The industry responded by stuffing, on average, twice as many fish into each farm. Today, farms typically put 50,000 to 90,000 fish in a pen 100 feet by 100 feet. A single farm can grow 400,000 fish. Others raise a million or more.
The moratorium on new farms was lifted in September by the provincial government after voters elected a pro-business slate of lawmakers and administrators. As a result, 10 to 15 farms are expected to open each year over the next decade.
Five international companies -- three of them based in Norway -- control most of the existing farms. Nearly all are situated around Vancouver Island, which begins outside Seattle's Puget Sound and extends up the coast for 300 miles.
It's a lightly populated place of stunning beauty. Cedar, hemlock and Douglas fir grow right down to the high-water mark.
Massive tides flush rich blue-green waters through the archipelago of islands, straits, bays and inlets, nurturing five types of wild salmon. These, in turn, attract seals, sea lions, white-sided dolphins and the world's best known pods of killer whales.
Residents rely on boats and seaplanes to reach surrounding islands that host many of the farms. Each farm is a cluster of pens, often interconnected by metal walkways and tethered offshore by a lattice of steel cables, floats and weights.
In the midst of this idyllic setting, signs of strain on the marine environment are bubbling to the surface much the way diseases and parasites, incubated in European salmon farms, fouled the fiords of Norway and the lochs of Scotland.
In Norway, parasites have so devastated wild fish that the government poisoned all aquatic life in dozens of rivers and streams in an effort to re-boot the ecological system.
"The Norwegian companies are transferring the same operations here that have been used in Europe," said Pauly, the fisheries professor. "So we can infer that every mistake that has been done in Norway and Scotland will be replicated here."
Dale Blackburn, vice president of West Coast operations for Norwegian-based Stolt Sea Farm, said his staff works very closely with its counterparts in Norway. But, he said, "It's ridiculous to think we don't learn from our mistakes and transfer technology blindly."
Still, more than a dozen farms in British Columbia have been stricken by infectious hematopoietic necrosis, a virus that attacks the kidneys and spleen of fish.
Jeanine Siemens, manager of a Stolt farm, said, "It was really hard for me and the crew" to oversee the killing of 900,000 young salmon last August because of a viral outbreak.

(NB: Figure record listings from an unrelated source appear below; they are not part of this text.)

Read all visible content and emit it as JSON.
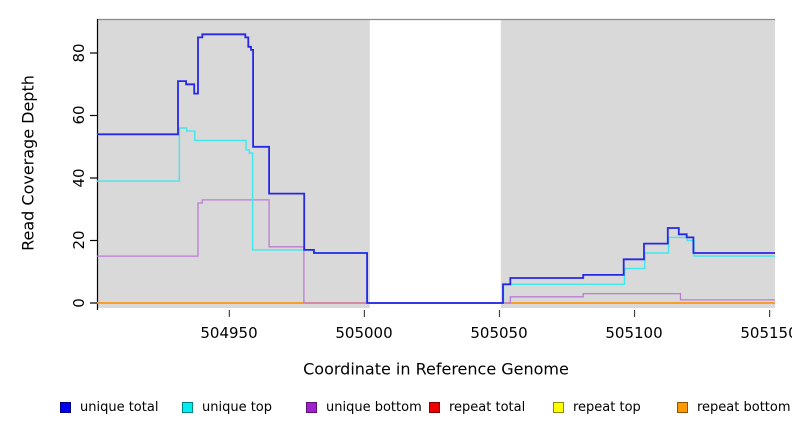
{
  "chart_data": {
    "type": "line",
    "subtype": "step",
    "title": "",
    "xlabel": "Coordinate in Reference Genome",
    "ylabel": "Read Coverage Depth",
    "xlim": [
      504901,
      505152
    ],
    "ylim": [
      0,
      91
    ],
    "grid": false,
    "legend_position": "bottom",
    "xticks": [
      504950,
      505000,
      505050,
      505100,
      505150
    ],
    "xticklabels": [
      "504950",
      "505000",
      "505050",
      "505100",
      "505150"
    ],
    "yticks": [
      0,
      20,
      40,
      60,
      80
    ],
    "yticklabels": [
      "0",
      "20",
      "40",
      "60",
      "80"
    ],
    "background_regions": [
      {
        "name": "covered-region-left",
        "x0": 504901,
        "x1": 505002,
        "color": "#d9d9d9"
      },
      {
        "name": "covered-region-right",
        "x0": 505050.5,
        "x1": 505152,
        "color": "#d9d9d9"
      }
    ],
    "plot_colors": {
      "region_fill": "#d9d9d9",
      "top_border": "#8a8a8a",
      "axis": "#000000",
      "xtick_color": "#444444"
    },
    "series": [
      {
        "name": "repeat total",
        "color": "#ee0000",
        "width": 1.3,
        "points": [
          [
            504901,
            0
          ],
          [
            505152,
            0
          ]
        ]
      },
      {
        "name": "repeat top",
        "color": "#ffff00",
        "width": 1.3,
        "points": [
          [
            504901,
            0
          ],
          [
            505152,
            0
          ]
        ]
      },
      {
        "name": "repeat bottom",
        "color": "#ff9414",
        "width": 1.6,
        "points": [
          [
            504901,
            0
          ],
          [
            505152,
            0
          ]
        ]
      },
      {
        "name": "unique bottom",
        "color": "#bd7bd5",
        "width": 1.3,
        "points": [
          [
            504901,
            15
          ],
          [
            504938.4,
            32
          ],
          [
            504940,
            33
          ],
          [
            504964.7,
            18
          ],
          [
            504977.6,
            0
          ],
          [
            505054,
            2
          ],
          [
            505081,
            3
          ],
          [
            505117,
            1
          ],
          [
            505152,
            1
          ]
        ]
      },
      {
        "name": "unique top",
        "color": "#40e7ef",
        "width": 1.4,
        "points": [
          [
            504901,
            39
          ],
          [
            504931.5,
            56
          ],
          [
            504934.2,
            55
          ],
          [
            504937.2,
            52
          ],
          [
            504956.2,
            49
          ],
          [
            504957.4,
            48
          ],
          [
            504958.6,
            17
          ],
          [
            504981.5,
            16
          ],
          [
            505001,
            0
          ],
          [
            505051.5,
            6
          ],
          [
            505096.3,
            11
          ],
          [
            505103.8,
            16
          ],
          [
            505112.6,
            21
          ],
          [
            505119.5,
            20
          ],
          [
            505122,
            15
          ],
          [
            505152,
            15
          ]
        ]
      },
      {
        "name": "unique total",
        "color": "#2727e8",
        "width": 1.8,
        "points": [
          [
            504901,
            54
          ],
          [
            504931,
            71
          ],
          [
            504934,
            70
          ],
          [
            504937,
            67
          ],
          [
            504938.4,
            85
          ],
          [
            504940,
            86
          ],
          [
            504955.9,
            85
          ],
          [
            504957,
            82
          ],
          [
            504958,
            81
          ],
          [
            504958.8,
            50
          ],
          [
            504964.7,
            35
          ],
          [
            504977.7,
            17
          ],
          [
            504981.3,
            16
          ],
          [
            505001,
            0
          ],
          [
            505051.3,
            6
          ],
          [
            505054,
            8
          ],
          [
            505081,
            9
          ],
          [
            505096,
            14
          ],
          [
            505103.5,
            19
          ],
          [
            505112.3,
            24
          ],
          [
            505116.4,
            22
          ],
          [
            505119.3,
            21
          ],
          [
            505121.8,
            16
          ],
          [
            505152,
            16
          ]
        ]
      }
    ],
    "legend": [
      {
        "label": "unique total",
        "color": "#0000ee"
      },
      {
        "label": "unique top",
        "color": "#00eeee"
      },
      {
        "label": "unique bottom",
        "color": "#a21fd0"
      },
      {
        "label": "repeat total",
        "color": "#ee0000"
      },
      {
        "label": "repeat top",
        "color": "#ffff00"
      },
      {
        "label": "repeat bottom",
        "color": "#ff9900"
      }
    ]
  }
}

"We had a boat pumping dead fish every day," she said. "It took a couple of weeks. But it was the best decision. You are at risk of infecting other farms."
Farms are typically required to bury the dead in landfills to protect wild marine life and the environment. But Grieg Seafood recently got an emergency permit from the Canadian government to dump in the Pacific 900 tons of salmon killed by a toxic algae bloom. The emergency? The weight of the dead fish threatened to sink the entire farm.
About 1 million live Atlantic salmon -- favored by farmers because they grow fast and can be packed in tight quarters -- have escaped through holes in nets and storm-wrecked farms in the Pacific Northwest.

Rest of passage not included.